This report has described in detail and context how the regime and its allies finally broke opposition-held Aleppo using siege, indiscriminate bombing, chemical weapons, incendiary bombs, and unrelenting misinformation. The findings are a sound rebuttal to the regime coalition’s deliberate obfuscation and denials over what happened there. Telling Aleppo’s story offers an in-depth view of some of the strategies being employed elsewhere around Syria, but even this is only the start of any effort to handle the Syria crisis and the role of Bashar al-Assad’s allies in it. The battle of Aleppo is over, the battle for Syria not nearly so.
Aleppo’s fall was an inflection point for the Syrian civil war, tipping the balance in favor of Iran, Russia, and the regime. It also coincided with dramatic political change in the United States in the election of President Donald Trump. With a new administration comes the possibility, and perhaps the necessity, of revising the many components of US policy in Syria including the war on ISIS; checking Iranian power; managing relations with Russia; balancing ties with Turkey and support for Kurdish proxies; addressing Arab allies’ interests; and deciding the fate of Bashar al-Assad himself. Breaking Aleppo secured Assad’s survival for now, but solved none of the other issues, and indeed further complicated some.

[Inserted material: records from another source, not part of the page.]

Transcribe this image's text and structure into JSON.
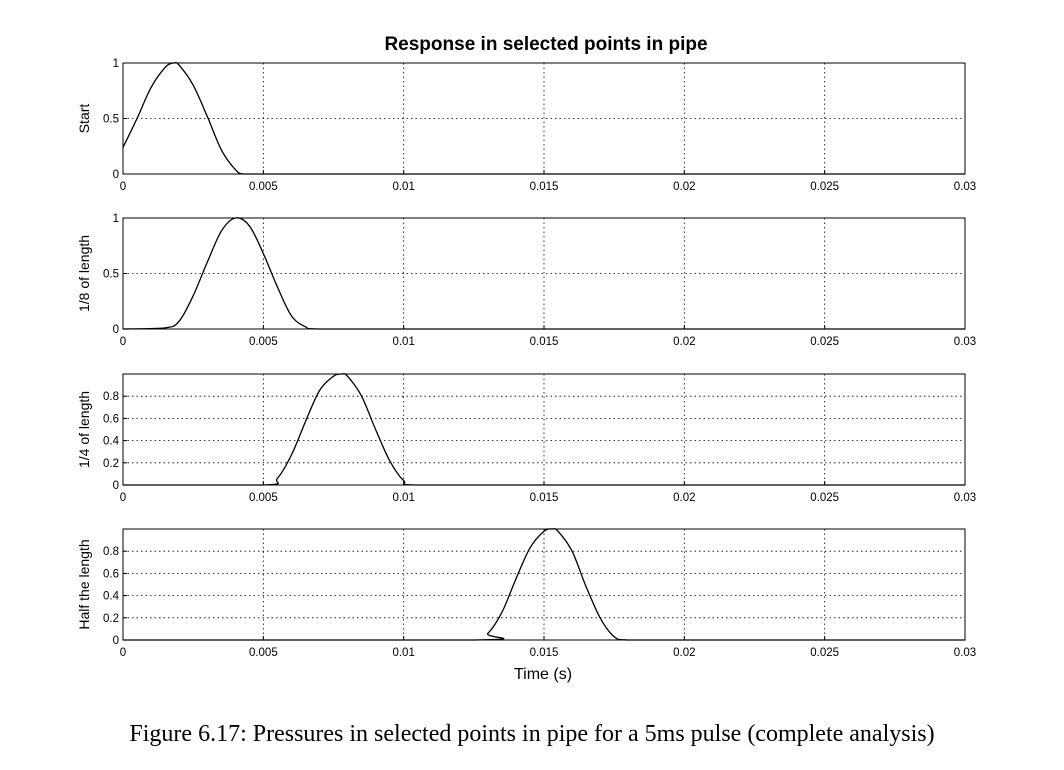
{
  "figure_title": "Response in selected points in pipe",
  "caption": "Figure 6.17: Pressures in selected points in pipe for a 5ms pulse (complete analysis)",
  "chart_data": [
    {
      "type": "line",
      "ylabel": "Start",
      "xlabel": "",
      "xlim": [
        0,
        0.03
      ],
      "ylim": [
        0,
        1
      ],
      "xticks": [
        "0",
        "0.005",
        "0.01",
        "0.015",
        "0.02",
        "0.025",
        "0.03"
      ],
      "yticks": [
        "0",
        "0.5",
        "1"
      ],
      "grid": true,
      "series": [
        {
          "x": [
            0,
            0.0005,
            0.001,
            0.0015,
            0.0018,
            0.002,
            0.0025,
            0.003,
            0.0035,
            0.004,
            0.0043,
            0.005,
            0.01,
            0.015,
            0.02,
            0.025,
            0.03
          ],
          "y": [
            0.24,
            0.5,
            0.78,
            0.96,
            1.0,
            0.98,
            0.8,
            0.52,
            0.22,
            0.04,
            0.0,
            0.0,
            0.0,
            0.0,
            0.0,
            0.0,
            0.0
          ]
        }
      ]
    },
    {
      "type": "line",
      "ylabel": "1/8 of length",
      "xlabel": "",
      "xlim": [
        0,
        0.03
      ],
      "ylim": [
        0,
        1
      ],
      "xticks": [
        "0",
        "0.005",
        "0.01",
        "0.015",
        "0.02",
        "0.025",
        "0.03"
      ],
      "yticks": [
        "0",
        "0.5",
        "1"
      ],
      "grid": true,
      "series": [
        {
          "x": [
            0,
            0.0015,
            0.002,
            0.0025,
            0.003,
            0.0035,
            0.004,
            0.0045,
            0.005,
            0.0055,
            0.006,
            0.0065,
            0.007,
            0.01,
            0.015,
            0.02,
            0.025,
            0.03
          ],
          "y": [
            0.0,
            0.01,
            0.07,
            0.3,
            0.6,
            0.88,
            1.0,
            0.93,
            0.68,
            0.38,
            0.12,
            0.02,
            0.0,
            0.0,
            0.0,
            0.0,
            0.0,
            0.0
          ]
        }
      ]
    },
    {
      "type": "line",
      "ylabel": "1/4 of length",
      "xlabel": "",
      "xlim": [
        0,
        0.03
      ],
      "ylim": [
        0,
        1
      ],
      "xticks": [
        "0",
        "0.005",
        "0.01",
        "0.015",
        "0.02",
        "0.025",
        "0.03"
      ],
      "yticks": [
        "0",
        "0.2",
        "0.4",
        "0.6",
        "0.8"
      ],
      "grid": true,
      "series": [
        {
          "x": [
            0,
            0.005,
            0.0055,
            0.006,
            0.0065,
            0.007,
            0.0075,
            0.0078,
            0.008,
            0.0085,
            0.009,
            0.0095,
            0.01,
            0.0105,
            0.015,
            0.02,
            0.025,
            0.03
          ],
          "y": [
            0.0,
            0.0,
            0.06,
            0.27,
            0.57,
            0.85,
            0.98,
            1.0,
            0.98,
            0.8,
            0.5,
            0.22,
            0.04,
            0.0,
            0.0,
            0.0,
            0.0,
            0.0
          ]
        }
      ]
    },
    {
      "type": "line",
      "ylabel": "Half the length",
      "xlabel": "Time (s)",
      "xlim": [
        0,
        0.03
      ],
      "ylim": [
        0,
        1
      ],
      "xticks": [
        "0",
        "0.005",
        "0.01",
        "0.015",
        "0.02",
        "0.025",
        "0.03"
      ],
      "yticks": [
        "0",
        "0.2",
        "0.4",
        "0.6",
        "0.8"
      ],
      "grid": true,
      "series": [
        {
          "x": [
            0,
            0.0125,
            0.013,
            0.0135,
            0.014,
            0.0145,
            0.015,
            0.0153,
            0.0155,
            0.016,
            0.0165,
            0.017,
            0.0175,
            0.018,
            0.02,
            0.025,
            0.03
          ],
          "y": [
            0.0,
            0.0,
            0.06,
            0.25,
            0.55,
            0.83,
            0.98,
            1.0,
            0.98,
            0.8,
            0.48,
            0.2,
            0.03,
            0.0,
            0.0,
            0.0,
            0.0
          ]
        }
      ]
    }
  ]
}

In the aftermath of Aleppo’s destruction, the Trump Administration inherits a US position that is weaker than ever, in an even more shattered Syria. The city’s prolonged destruction discredited US-allied opposition groups that had fought ISIS and were a potential counterterrorism partner. It also worsened population displacement and the refugee crisis, embarrassed and undermined the United States and its allies, continued the trend of violating humanitarian law and the Geneva Conventions, and empowered Iran. But while Aleppo itself may be broken, the United States is not without options to reverse these losses. Any successful strategy must center on population protection in areas at risk of getting similar treatment to that meted out in Aleppo. A successful ceasefire led and enforced by the United States and willing partners would allow Syrian allies currently targeted by Iran and Assad to take the fight to extremists, ensure the flow of aid to all areas, stop the ongoing forced displacement of Syrians, and boost the local credibility of Syrian forces allied with the United States. A US-backed ceasefire would firmly check Iranian and Hezbollah expansionism. It would also affirm the United States’ commitment to regional allies calling for an assertive US posture against Iran.
A credible ceasefire in Syria does not require occupying the country, or engaging in nation building. What it does require is the imposition of costs on violators (overwhelmingly the regime, Iran, and its proxies) whether through direct kinetic action, robust support for local allies on the ground, or any other effective measures in the policy toolkit. Breaking Aleppo did not end the war or its serious challenges to US interests. Dark as it is, however, it is also a valuable call to action, a hard lesson in the cost of inaction, and a case study in a new and devastating combination of tactics honed by the United States’ adversaries. Aleppo’s catastrophe must inform a US strategy that is both bolder and wiser than that which allowed it to happen.